Registrato dall’amico Martin Thulin (degli Exploded View) nella nuova casa di Brandon a Città del Messico, l’album abiura senza mezzi termini i trascorsi della band tra fuzz-rock, psych-pop e garage-noise furbetti. Per contro, opta per una virata abbastanza decisa in territori synth-pop, ambiziosa quanto scialba, a ben sentire. Se il disco merita in qualche modo un ascolto, è solo perché si presta a essere portato a esempio della precoce eclissi di una compagine in passato anche promettente. Può destare curiosità, in particolare, il cortocircuito che vi si innesca tra sonorità dolciastre e testi che fanno riferimento a un viaggio nella frustrazione, nel pessimismo cronico e, per non farsi mancare nulla, anche alla perdita di qualche amico nel tragitto: nulla che possa essere aggiunto comunque tra le ideali voci positive quando è l’ora di tirare le somme, con buona pace della riottosa sensibilità alle critiche dimostrata dagli statunitensi.

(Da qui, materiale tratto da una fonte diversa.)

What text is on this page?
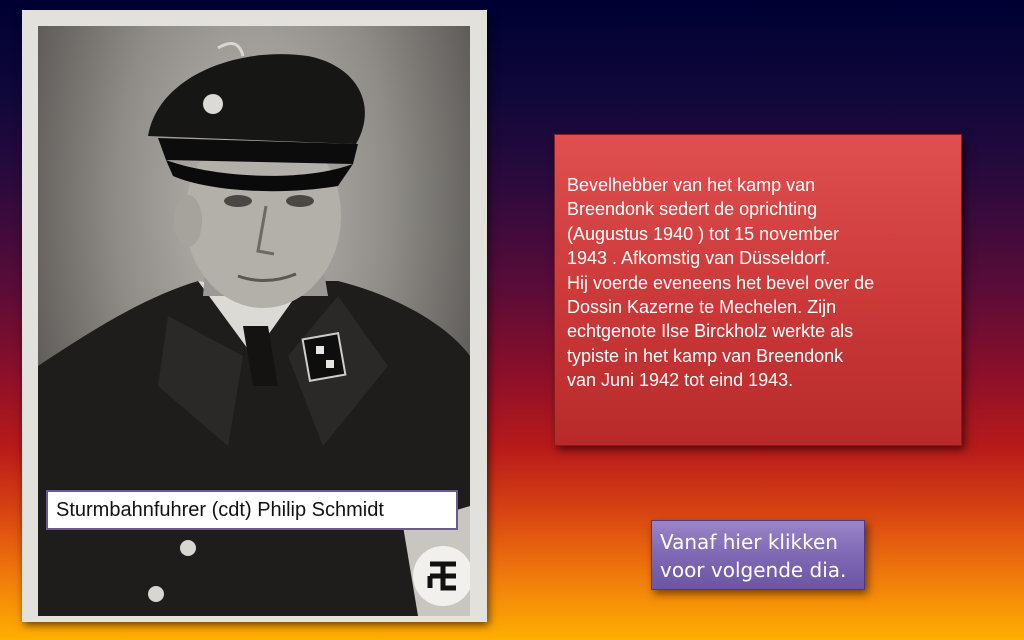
Sturmbahnfuhrer (cdt) Philip Schmidt

Bevelhebber van het kamp van

Breendonk sedert de oprichting

(Augustus 1940 ) tot 15 november

1943 . Afkomstig van Düsseldorf.

Hij voerde eveneens het bevel over de

Dossin Kazerne te Mechelen. Zijn

echtgenote Ilse Birckholz werkte als

typiste in het kamp van Breendonk

van Juni 1942 tot eind 1943.

Vanaf hier klikken
voor volgende dia.
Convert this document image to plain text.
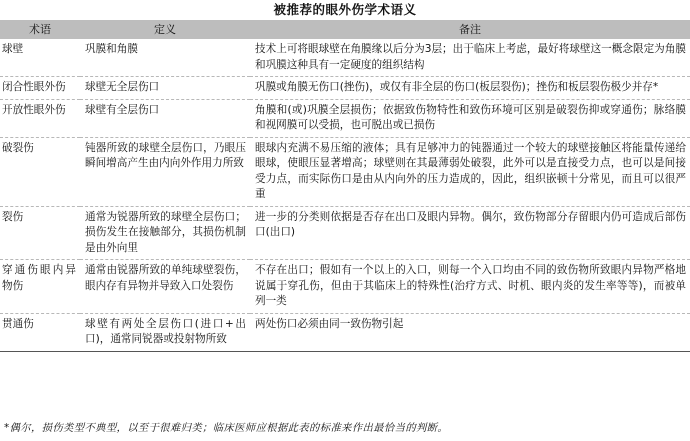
被推荐的眼外伤学术语义
术语	定义	备注
球壁	巩膜和角膜	技术上可将眼球壁在角膜缘以后分为3层；出于临床上考虑，最好将球壁这一概念限定为角膜和巩膜这种具有一定硬度的组织结构
闭合性眼外伤	球壁无全层伤口	巩膜或角膜无伤口(挫伤)，或仅有非全层的伤口(板层裂伤)；挫伤和板层裂伤极少并存*
开放性眼外伤	球壁有全层伤口	角膜和(或)巩膜全层损伤；依据致伤物特性和致伤环境可区别是破裂伤抑或穿通伤；脉络膜和视网膜可以受损，也可脱出或已损伤
破裂伤	钝器所致的球壁全层伤口，乃眼压瞬间增高产生由内向外作用力所致	眼球内充满不易压缩的液体；具有足够冲力的钝器通过一个较大的球壁接触区将能量传递给眼球，使眼压显著增高；球壁则在其最薄弱处破裂，此外可以是直接受力点，也可以是间接受力点，而实际伤口是由从内向外的压力造成的，因此，组织嵌顿十分常见，而且可以很严重
裂伤	通常为锐器所致的球壁全层伤口；损伤发生在接触部分，其损伤机制是由外向里	进一步的分类则依据是否存在出口及眼内异物。偶尔，致伤物部分存留眼内仍可造成后部伤口(出口)
穿通伤眼内异物伤	通常由锐器所致的单纯球壁裂伤，眼内存有异物并导致入口处裂伤	不存在出口；假如有一个以上的入口，则每一个入口均由不同的致伤物所致眼内异物严格地说属于穿孔伤，但由于其临床上的特殊性(治疗方式、时机、眼内炎的发生率等等)，而被单列一类
贯通伤	球壁有两处全层伤口(进口+出口)，通常同锐器或投射物所致	两处伤口必须由同一致伤物引起
*偶尔，损伤类型不典型，以至于很难归类；临床医师应根据此表的标准来作出最恰当的判断。
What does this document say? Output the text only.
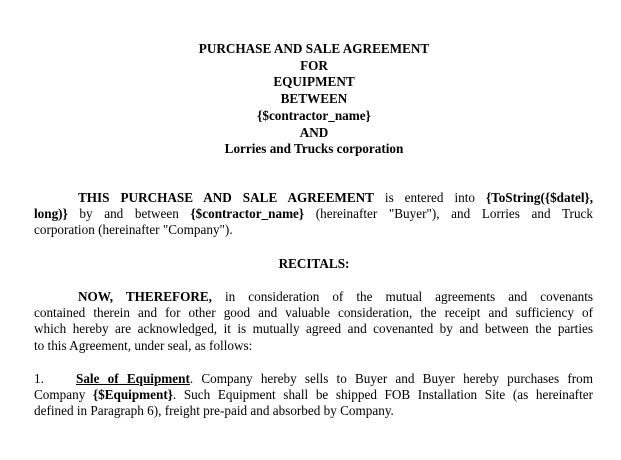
PURCHASE AND SALE AGREEMENT
FOR
EQUIPMENT
BETWEEN
{$contractor_name}
AND
Lorries and Trucks corporation
THIS PURCHASE AND SALE AGREEMENT is entered into {ToString({$datel},
long)} by and between {$contractor_name} (hereinafter "Buyer"), and Lorries and Truck
corporation (hereinafter "Company").
RECITALS:
NOW, THEREFORE, in consideration of the mutual agreements and covenants
contained therein and for other good and valuable consideration, the receipt and sufficiency of
which hereby are acknowledged, it is mutually agreed and covenanted by and between the parties
to this Agreement, under seal, as follows:
1. Sale of Equipment. Company hereby sells to Buyer and Buyer hereby purchases from
Company {$Equipment}. Such Equipment shall be shipped FOB Installation Site (as hereinafter
defined in Paragraph 6), freight pre-paid and absorbed by Company.
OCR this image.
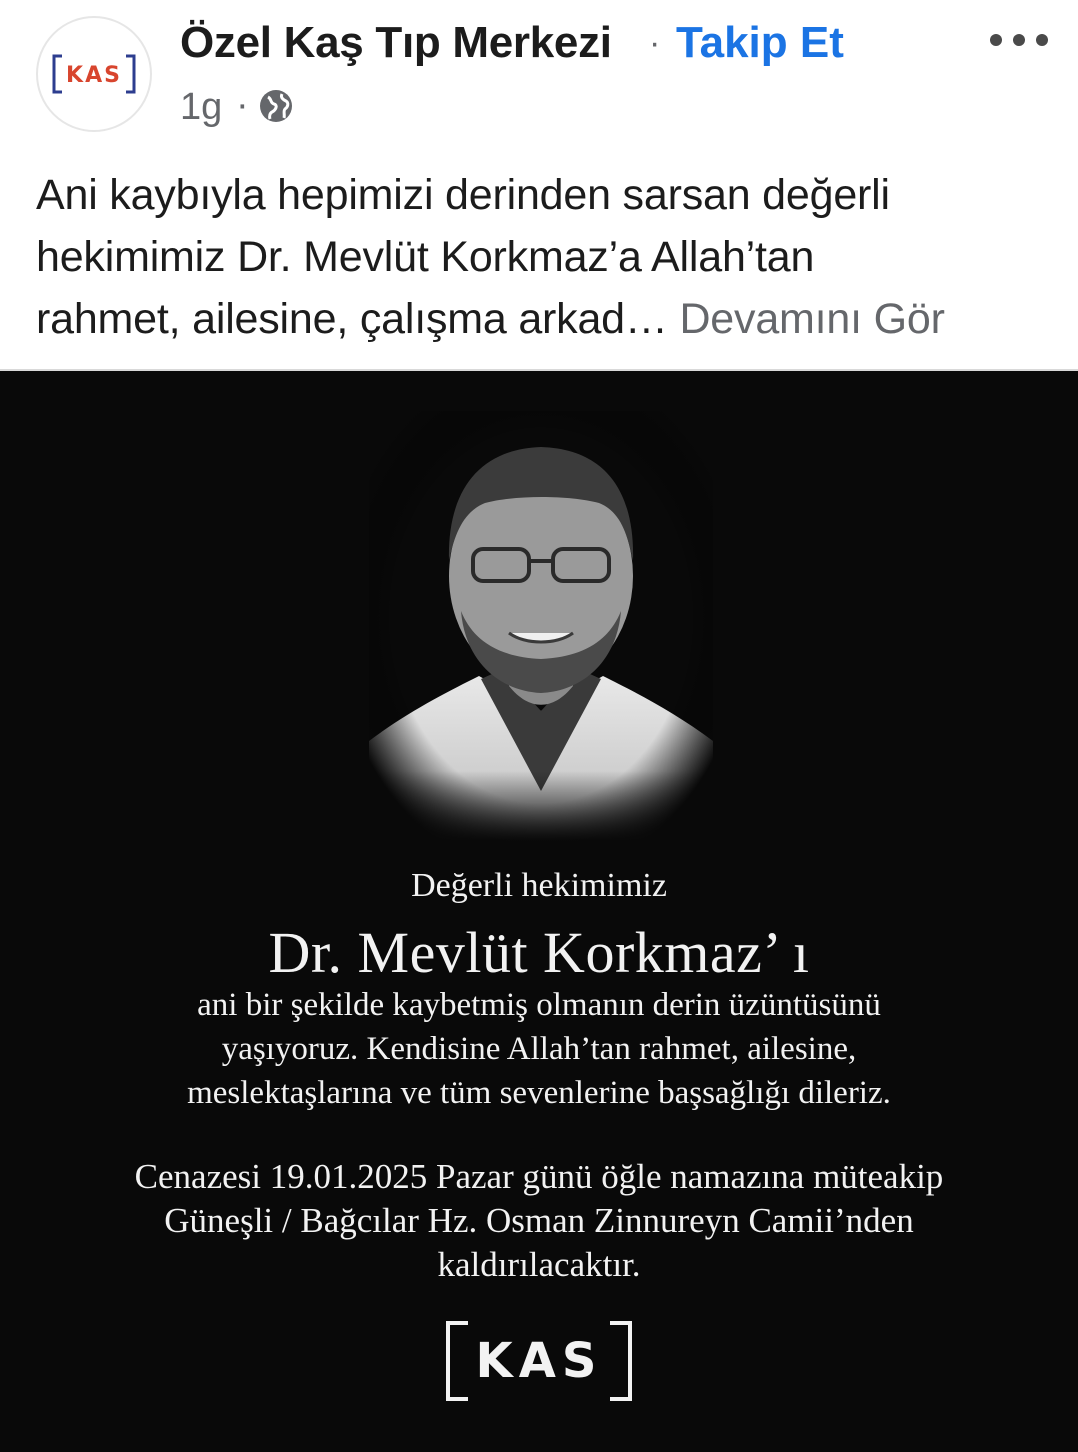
KAS
Özel Kaş Tıp Merkezi · Takip Et
1g ·
Ani kaybıyla hepimizi derinden sarsan değerli
hekimimiz Dr. Mevlüt Korkmaz’a Allah’tan
rahmet, ailesine, çalışma arkad… Devamını Gör
Değerli hekimimiz
Dr. Mevlüt Korkmaz’ ı
ani bir şekilde kaybetmiş olmanın derin üzüntüsünü
yaşıyoruz. Kendisine Allah’tan rahmet, ailesine,
meslektaşlarına ve tüm sevenlerine başsağlığı dileriz.
Cenazesi 19.01.2025 Pazar günü öğle namazına müteakip
Güneşli / Bağcılar Hz. Osman Zinnureyn Camii’nden
kaldırılacaktır.
KAS
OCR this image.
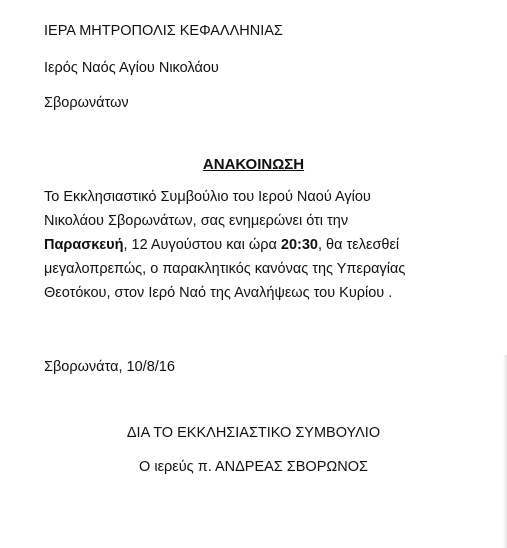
ΙΕΡΑ ΜΗΤΡΟΠΟΛΙΣ ΚΕΦΑΛΛΗΝΙΑΣ
Ιερός Ναός Αγίου Νικολάου
Σβορωνάτων
ΑΝΑΚΟΙΝΩΣΗ
Το Εκκλησιαστικό Συμβούλιο του Ιερού Ναού Αγίου
Νικολάου Σβορωνάτων, σας ενημερώνει ότι την
Παρασκευή, 12 Αυγούστου και ώρα 20:30, θα τελεσθεί
μεγαλοπρεπώς, ο παρακλητικός κανόνας της Υπεραγίας
Θεοτόκου, στον Ιερό Ναό της Αναλήψεως του Κυρίου .
Σβορωνάτα, 10/8/16
ΔΙΑ ΤΟ ΕΚΚΛΗΣΙΑΣΤΙΚΟ ΣΥΜΒΟΥΛΙΟ
Ο ιερεύς π. ΑΝΔΡΕΑΣ ΣΒΟΡΩΝΟΣ
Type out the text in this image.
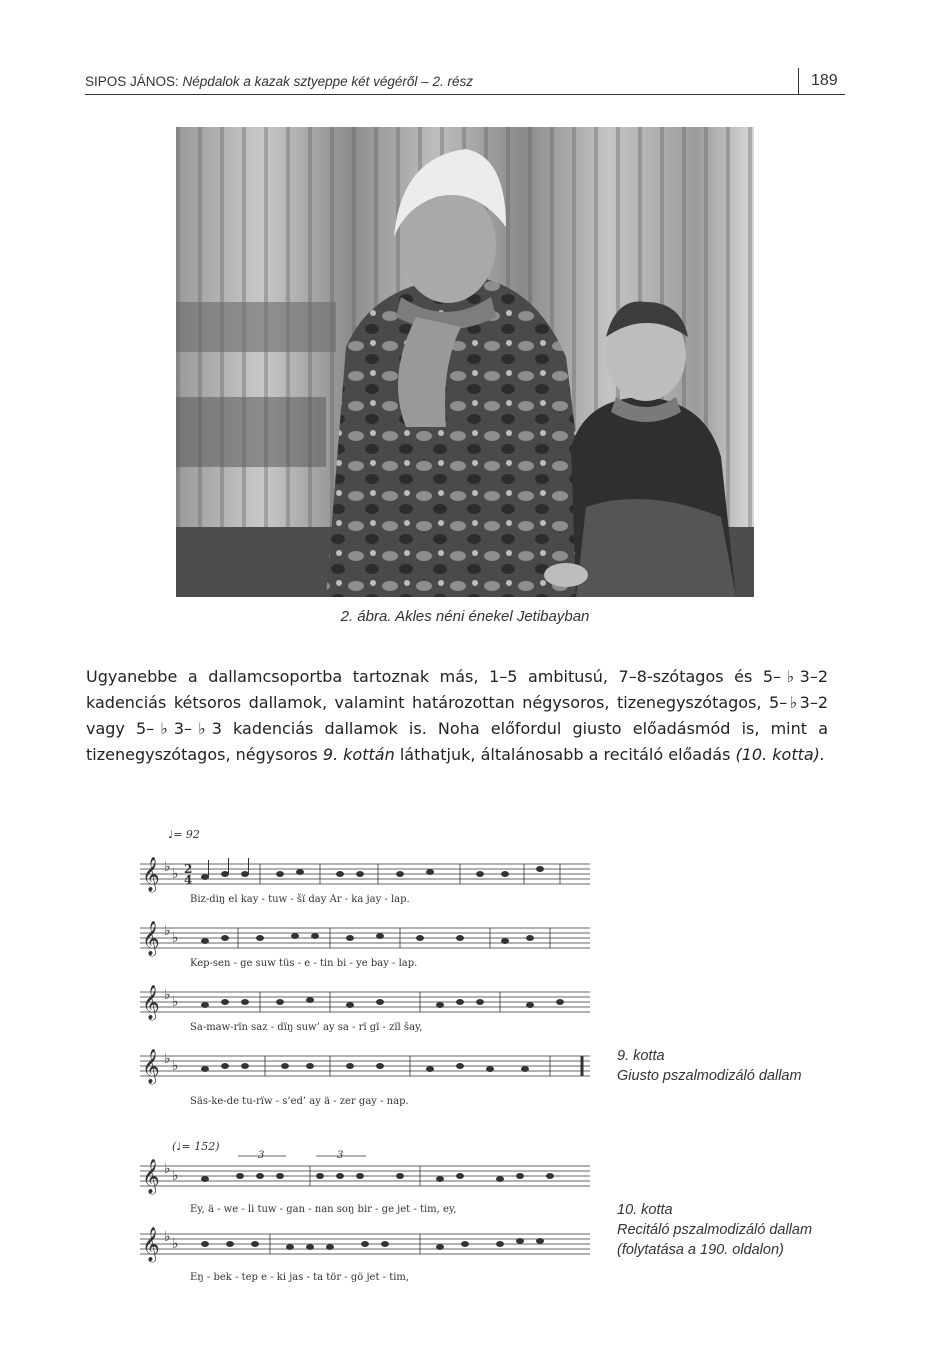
SIPOS JÁNOS: Népdalok a kazak sztyeppe két végéről – 2. rész	189
2. ábra. Akles néni énekel Jetibayban

Ugyanebbe a dallamcsoportba tartoznak más, 1–5 ambitusú, 7–8-szótagos és 5–♭3–2 kadenciás kétsoros dallamok, valamint határozottan négysoros, tizenegyszótagos, 5–♭3–2 vagy 5–♭3–♭3 kadenciás dallamok is. Noha előfordul giusto előadásmód is, mint a tizenegyszótagos, négysoros 9. kottán láthatjuk, általánosabb a recitáló előadás (10. kotta).

𝄞
𝄞
𝄞
𝄞
𝄞
𝄞
♭ ♭
♭ ♭
♭ ♭
♭ ♭
♭ ♭
♭ ♭
2
4
♩= 92
(♩= 152)
3	3
Biz-diŋ el kay - tuw - šï day Ar - ka jay - lap.
Kep-sen - ge suw tüs - e - tin bi - ye bay - lap.
Sa-maw-rïn saz - dïŋ suw’ ay sa - rï gï - zïl šay,
Säs-ke-de tu-rïw - s’ed’ ay ä - zer gay - nap.
Ey, ä - we - li tuw - gan - nan soŋ bir - ge jet - tim, ey,
Eŋ - bek - tep e - ki jas - ta tör - gö jet - tim,
9. kotta
Giusto pszalmodizáló dallam
10. kotta
Recitáló pszalmodizáló dallam
(folytatása a 190. oldalon)
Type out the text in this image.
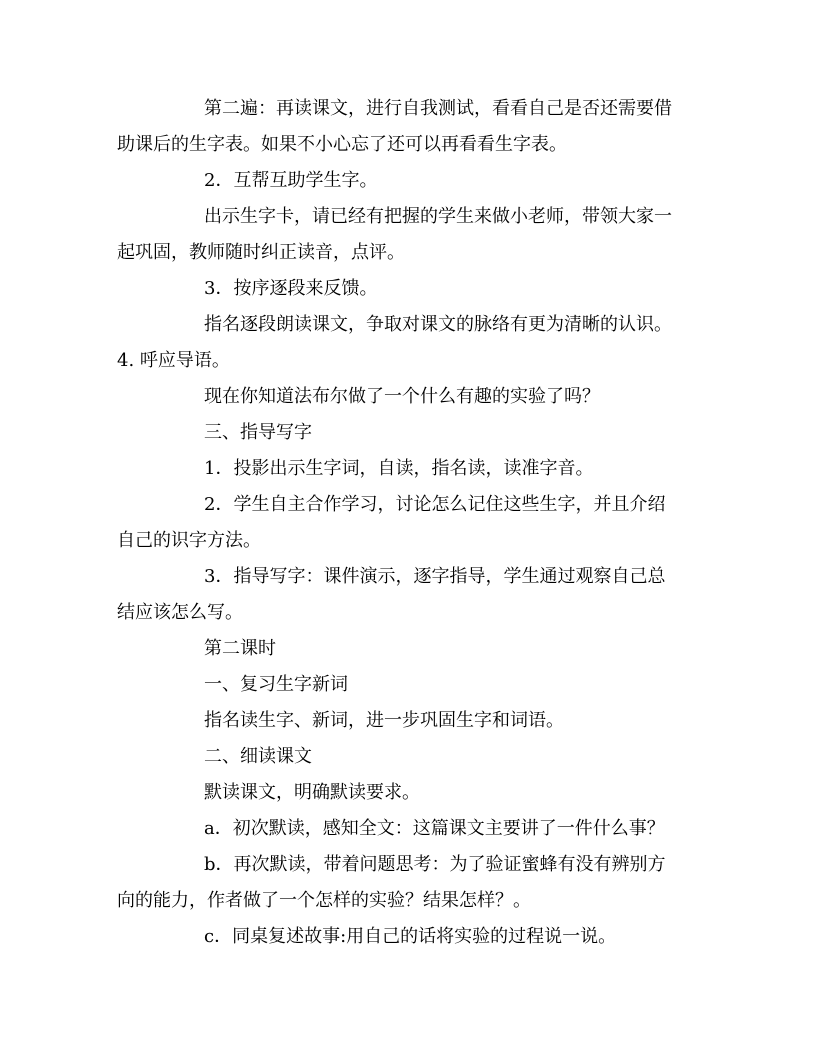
第二遍：再读课文，进行自我测试，看看自己是否还需要借
助课后的生字表。如果不小心忘了还可以再看看生字表。
2．互帮互助学生字。
出示生字卡，请已经有把握的学生来做小老师，带领大家一
起巩固，教师随时纠正读音，点评。
3．按序逐段来反馈。
指名逐段朗读课文，争取对课文的脉络有更为清晰的认识。
4. 呼应导语。
现在你知道法布尔做了一个什么有趣的实验了吗？
三、指导写字
1．投影出示生字词，自读，指名读，读准字音。
2．学生自主合作学习，讨论怎么记住这些生字，并且介绍
自己的识字方法。
3．指导写字：课件演示，逐字指导，学生通过观察自己总
结应该怎么写。
第二课时
一、复习生字新词
指名读生字、新词，进一步巩固生字和词语。
二、细读课文
默读课文，明确默读要求。
a．初次默读，感知全文：这篇课文主要讲了一件什么事？
b．再次默读，带着问题思考：为了验证蜜蜂有没有辨别方
向的能力，作者做了一个怎样的实验？结果怎样？。
c．同桌复述故事:用自己的话将实验的过程说一说。
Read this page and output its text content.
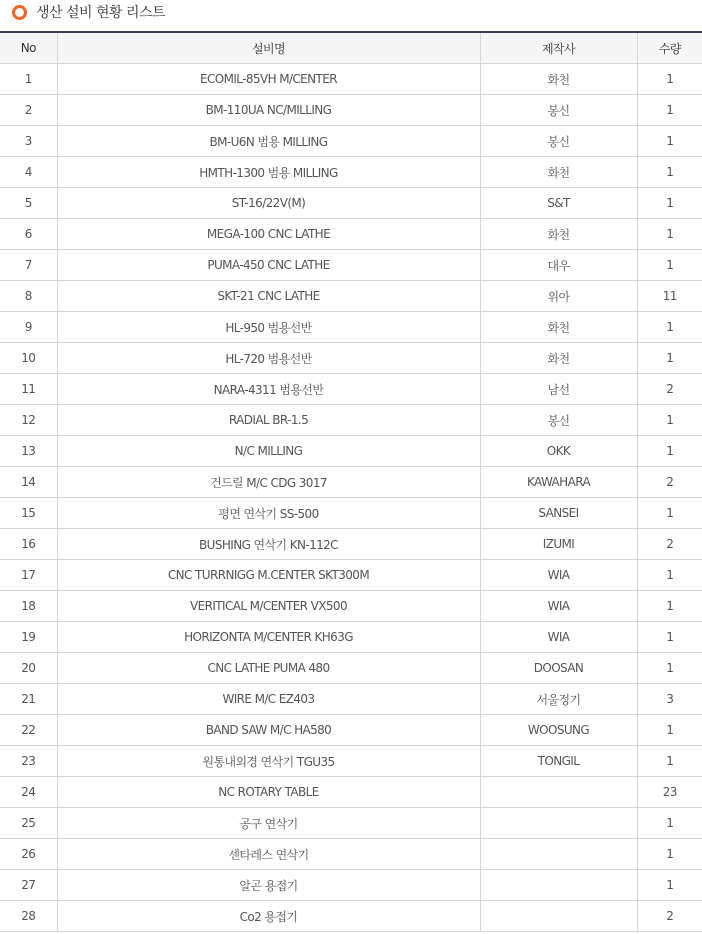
생산 설비 현황 리스트
No	설비명	제작사	수량
1	ECOMIL-85VH M/CENTER	화천	1
2	BM-110UA NC/MILLING	봉신	1
3	BM-U6N 범용 MILLING	봉신	1
4	HMTH-1300 범용 MILLING	화천	1
5	ST-16/22V(M)	S&T	1
6	MEGA-100 CNC LATHE	화천	1
7	PUMA-450 CNC LATHE	대우	1
8	SKT-21 CNC LATHE	위아	11
9	HL-950 범용선반	화천	1
10	HL-720 범용선반	화천	1
11	NARA-4311 범용선반	남선	2
12	RADIAL BR-1.5	봉신	1
13	N/C MILLING	OKK	1
14	건드릴 M/C CDG 3017	KAWAHARA	2
15	평면 연삭기 SS-500	SANSEI	1
16	BUSHING 연삭기 KN-112C	IZUMI	2
17	CNC TURRNIGG M.CENTER SKT300M	WIA	1
18	VERITICAL M/CENTER VX500	WIA	1
19	HORIZONTA M/CENTER KH63G	WIA	1
20	CNC LATHE PUMA 480	DOOSAN	1
21	WIRE M/C EZ403	서울정기	3
22	BAND SAW M/C HA580	WOOSUNG	1
23	원통내외경 연삭기 TGU35	TONGIL	1
24	NC ROTARY TABLE		23
25	공구 연삭기		1
26	센타레스 연삭기		1
27	알곤 용접기		1
28	Co2 용접기		2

“Telepathic Lover” apre con una festicciola di chitarre acustiche, pianoforte omeopatico e organetti color pastello a saturare ogni spazio un tempo appaltato alle elettriche, per un dream-pop appena marezzato ma un tantino scolastico in termini di scrittura. La già citata “Maximum Penetration” rincara la dose con sottili astrazioni spacey e ipotiposi atmosferiche trapuntate da tastiere volutamente acidule, per un surrogato della consueta psichedelia della casa, scaltrito al punto giusto ma assai meno fascinoso di quanto i Nostri forse sperassero. Sono le idee valide a far loro difetto stavolta, e l’attuazione di questo slittamento formale suona un po’ troppo didascalica e telefonata per poter davvero intrigare.

Effettistica un tanto al chilo, echi, espedienti tecnici da quattro soldi e refrain al grado zero non hanno modo di compensare i limiti di un’esplorazione sonora tanto variegata quanto inutile, un simulacro vuoto che non seduce neanche per sbaglio e annoia spesso e volentieri. Quella che emerge è semmai una caricatura per nulla divertente dei Crocodiles originali, oltreché una spenta imitazione dell’analoga svolta firmata Mark Lanegan, di cui conserva solo il grigiore pur con ben altre cadenze (e dire che la mortifera ma disincantata “Go Now”, un emblema in tal senso, si propone tra le pagine meno indecorose di “Dreamless”). Se “Jumping On Angels” offre un po’ di movimento in più, pur con suggestioni ancora confinate nel campo di un’amatorialità scadente e priva di alcun entusiasmo, “Alita” azzarda un’ibridazione quantomeno fuori luogo con la musica popolare del Sudamerica, anche se il cantato impastato, la guazza dozzinale e la totale assenza di spessore romantico (che in casi del genere servirebbe, eccome) portano il risultato ad affondare mestamente tra le pieghe del grottesco involontario.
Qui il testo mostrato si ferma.